Krzysztof B. prowadził przychodnię stomatologiczną w Inowrocławiu i miał zawartą umowę z NFZ. W dokumentacji medycznej pacjentów wpisywał fikcyjne świadczenia, a następnie wykazywał tych pacjentów w raportach statystycznych, stanowiących dokumenty rozliczeniowe. Dokumenty przysyłał drogą elektroniczną do NFZ, a potem na tej podstawie uzyskiwał nienależną refundację za leczenie.

Jak podano, podejrzany od końca stycznia 2006 r. do końca 2014 r. "doprowadził Kujawsko-Pomorski Oddział NFZ do niekorzystnego rozporządzenia mieniem" w łącznej wysokości 712525 zł.

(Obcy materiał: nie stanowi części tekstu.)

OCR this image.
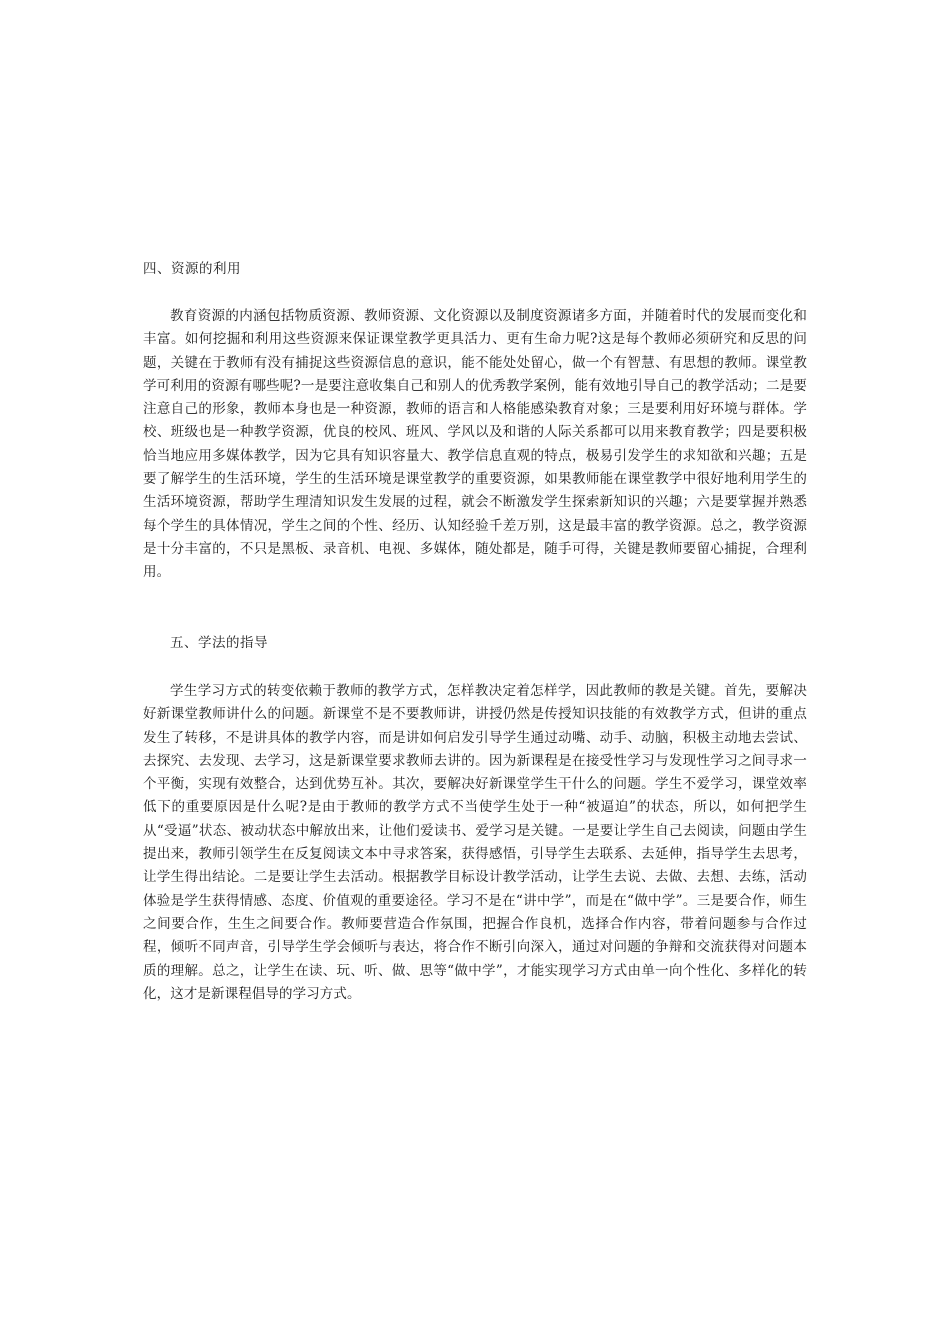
四、资源的利用

教育资源的内涵包括物质资源、教师资源、文化资源以及制度资源诸多方面，并随着时代的发展而变化和丰富。如何挖掘和利用这些资源来保证课堂教学更具活力、更有生命力呢?这是每个教师必须研究和反思的问题，关键在于教师有没有捕捉这些资源信息的意识，能不能处处留心，做一个有智慧、有思想的教师。课堂教学可利用的资源有哪些呢?一是要注意收集自己和别人的优秀教学案例，能有效地引导自己的教学活动；二是要注意自己的形象，教师本身也是一种资源，教师的语言和人格能感染教育对象；三是要利用好环境与群体。学校、班级也是一种教学资源，优良的校风、班风、学风以及和谐的人际关系都可以用来教育教学；四是要积极恰当地应用多媒体教学，因为它具有知识容量大、教学信息直观的特点，极易引发学生的求知欲和兴趣；五是要了解学生的生活环境，学生的生活环境是课堂教学的重要资源，如果教师能在课堂教学中很好地利用学生的生活环境资源，帮助学生理清知识发生发展的过程，就会不断激发学生探索新知识的兴趣；六是要掌握并熟悉每个学生的具体情况，学生之间的个性、经历、认知经验千差万别，这是最丰富的教学资源。总之，教学资源是十分丰富的，不只是黑板、录音机、电视、多媒体，随处都是，随手可得，关键是教师要留心捕捉，合理利用。

五、学法的指导

学生学习方式的转变依赖于教师的教学方式，怎样教决定着怎样学，因此教师的教是关键。首先，要解决好新课堂教师讲什么的问题。新课堂不是不要教师讲，讲授仍然是传授知识技能的有效教学方式，但讲的重点发生了转移，不是讲具体的教学内容，而是讲如何启发引导学生通过动嘴、动手、动脑，积极主动地去尝试、去探究、去发现、去学习，这是新课堂要求教师去讲的。因为新课程是在接受性学习与发现性学习之间寻求一个平衡，实现有效整合，达到优势互补。其次，要解决好新课堂学生干什么的问题。学生不爱学习，课堂效率低下的重要原因是什么呢?是由于教师的教学方式不当使学生处于一种“被逼迫”的状态，所以，如何把学生从“受逼”状态、被动状态中解放出来，让他们爱读书、爱学习是关键。一是要让学生自己去阅读，问题由学生提出来，教师引领学生在反复阅读文本中寻求答案，获得感悟，引导学生去联系、去延伸，指导学生去思考，让学生得出结论。二是要让学生去活动。根据教学目标设计教学活动，让学生去说、去做、去想、去练，活动体验是学生获得情感、态度、价值观的重要途径。学习不是在“讲中学”，而是在“做中学”。三是要合作，师生之间要合作，生生之间要合作。教师要营造合作氛围，把握合作良机，选择合作内容，带着问题参与合作过程，倾听不同声音，引导学生学会倾听与表达，将合作不断引向深入，通过对问题的争辩和交流获得对问题本质的理解。总之，让学生在读、玩、听、做、思等“做中学”，才能实现学习方式由单一向个性化、多样化的转化，这才是新课程倡导的学习方式。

Prokurator przestawił Krzysztofowi B. zrzuty popełnienia 7109 przestępstw, przewidzianych w art. 271 par. 3 Kodeksu karnego (poświadczenie nieprawdy przez funkcjonariusza publicznego w celu osiągnięcia korzyści majątkowej) i art. 286 par. 1 Kodeksu karnego (doprowadzenie do niekorzystnego rozporządzenia mieniem w celu osiągnięcia korzyści majątkowej). Oba przestępstwa są zagrożone karą od sześciu miesięcy do 8 lat pozbawienia wolności.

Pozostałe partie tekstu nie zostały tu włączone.